For example, a pressure sensor that is widely used is comprised of a diaphragm formed over a portion of a semiconductor chip and a piezoresistive element arranged in a bridge shape on the diaphragm, and pressure on a medium to be measured is sensed by converting the displacement of the diaphragm, corresponding to the pressure on the medium to be measured, into a change in resistance of the piezoresistive element (see Japanese Unexamined Patent Application Publication No. 2002-277337 (page 2, FIG. 2), for example).
Moreover, inventions relating to a process for manufacturing pressure sensors by forming a diaphragm on a semiconductor chip while rigorously controlling the thickness of this type of diaphragm are also known (see Japanese Unexamined Patent Application Publication No. 2000-171318 (pages 3-4, FIG. 1), for example).
Silicon has typically been used as the semiconductor chip material for pressure sensors, but in considering a semiconductor material such as silicon in its agglomerate state, the physical properties of this semiconductor material, i.e., the degree of deformation (strain) in response to an external force, namely, the stress-strain characteristic, exhibits near linearity, and almost no non-linearity. In other words, this physical property arises when the semiconductor material is considered to be in its agglomerate state. However, in the case where silicon or other semiconductor material, having been controlled precisely in a crystalline state, is processed to become thinner beyond a certain extent, that there will be an increase in non-linearity is understood qualitatively.

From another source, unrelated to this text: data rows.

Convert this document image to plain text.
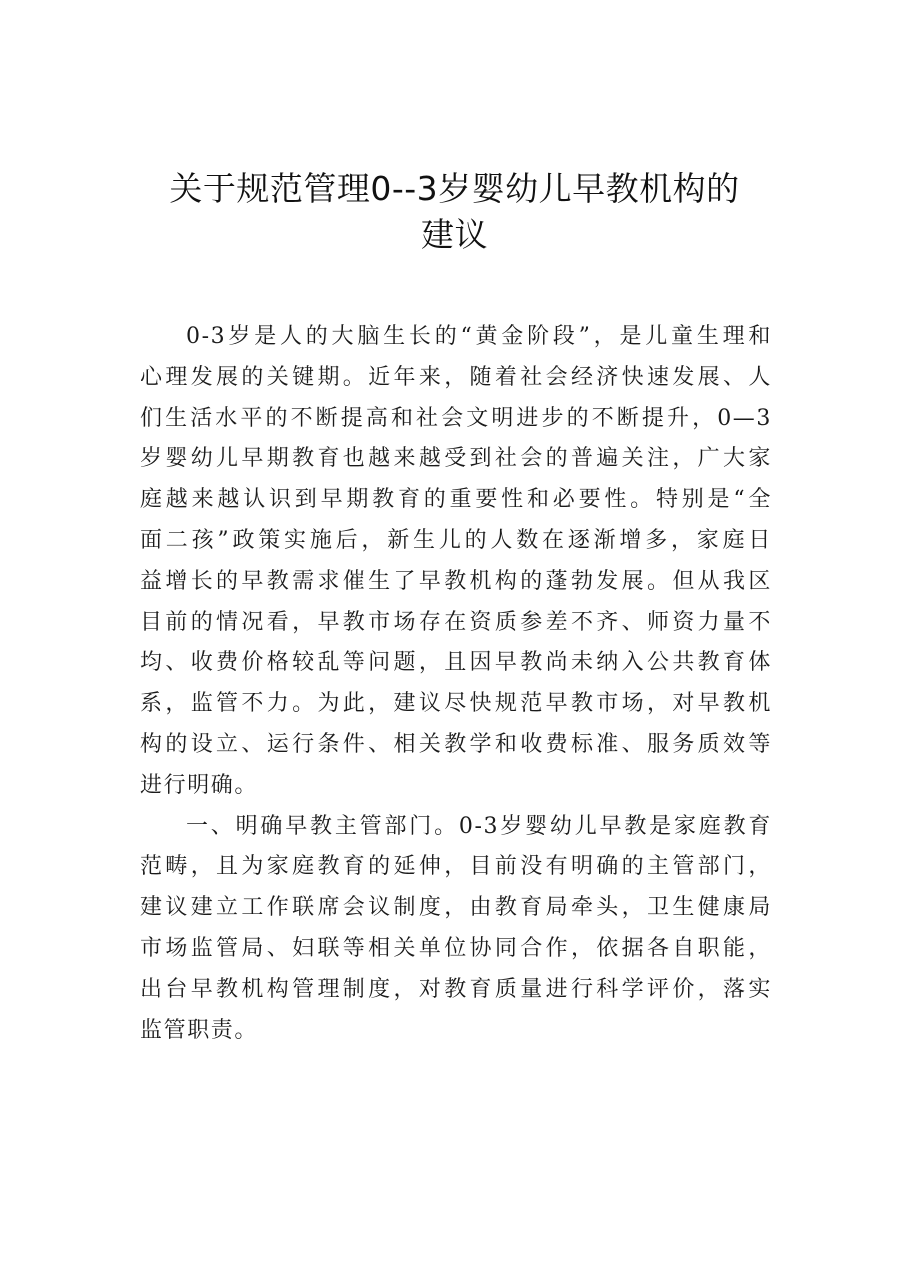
关于规范管理0--3岁婴幼儿早教机构的
建议

0-3岁是人的大脑生长的“黄金阶段”，是儿童生理和
心理发展的关键期。近年来，随着社会经济快速发展、人
们生活水平的不断提高和社会文明进步的不断提升，0—3
岁婴幼儿早期教育也越来越受到社会的普遍关注，广大家
庭越来越认识到早期教育的重要性和必要性。特别是“全
面二孩”政策实施后，新生儿的人数在逐渐增多，家庭日
益增长的早教需求催生了早教机构的蓬勃发展。但从我区
目前的情况看，早教市场存在资质参差不齐、师资力量不
均、收费价格较乱等问题，且因早教尚未纳入公共教育体
系，监管不力。为此，建议尽快规范早教市场，对早教机
构的设立、运行条件、相关教学和收费标准、服务质效等
进行明确。

一、明确早教主管部门。0-3岁婴幼儿早教是家庭教育
范畴，且为家庭教育的延伸，目前没有明确的主管部门，
建议建立工作联席会议制度，由教育局牵头，卫生健康局
市场监管局、妇联等相关单位协同合作，依据各自职能，
出台早教机构管理制度，对教育质量进行科学评价，落实
监管职责。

However, this attribute of increased non-linearity is only known in a qualitative sense, and in a pressure sensor comprised of a diaphragm formed over a portion of a chip comprised from this type of semiconductor material, wherein pressure is sensed by electrically converting the displacement that corresponds to a pressure acting on the diaphragm, the specific range of dimensions within which to reduce the thickness of the diaphragm so as to satisfy divergent requirements for expanding the non-linear range of the stress-strain characteristic and providing high sensitivity with high pressure resistance is still unclear.
In other words, in a pressure sensor chip having a pressure-sensitive diaphragm portion, the stress generated at the diaphragm constitutes the sensor sensitivity, and therefore, in order to provide the pressure sensor with high sensitivity and high pressure resistance, the dimensional parameters of the pressure sensor diaphragm must be controlled specially to expand the non-linear region to the extent possible so as to satisfy the divergent requirements. By specifically discovering these types of dimensional parameters, it was hoped that the divergent requirements for high sensitivity and high pressure resistance could be satisfied and that the limiting range of pressure sensors could be expanded.
An object of the present invention is to provide a pressure sensor that has high sensitivity and high pressure resistance.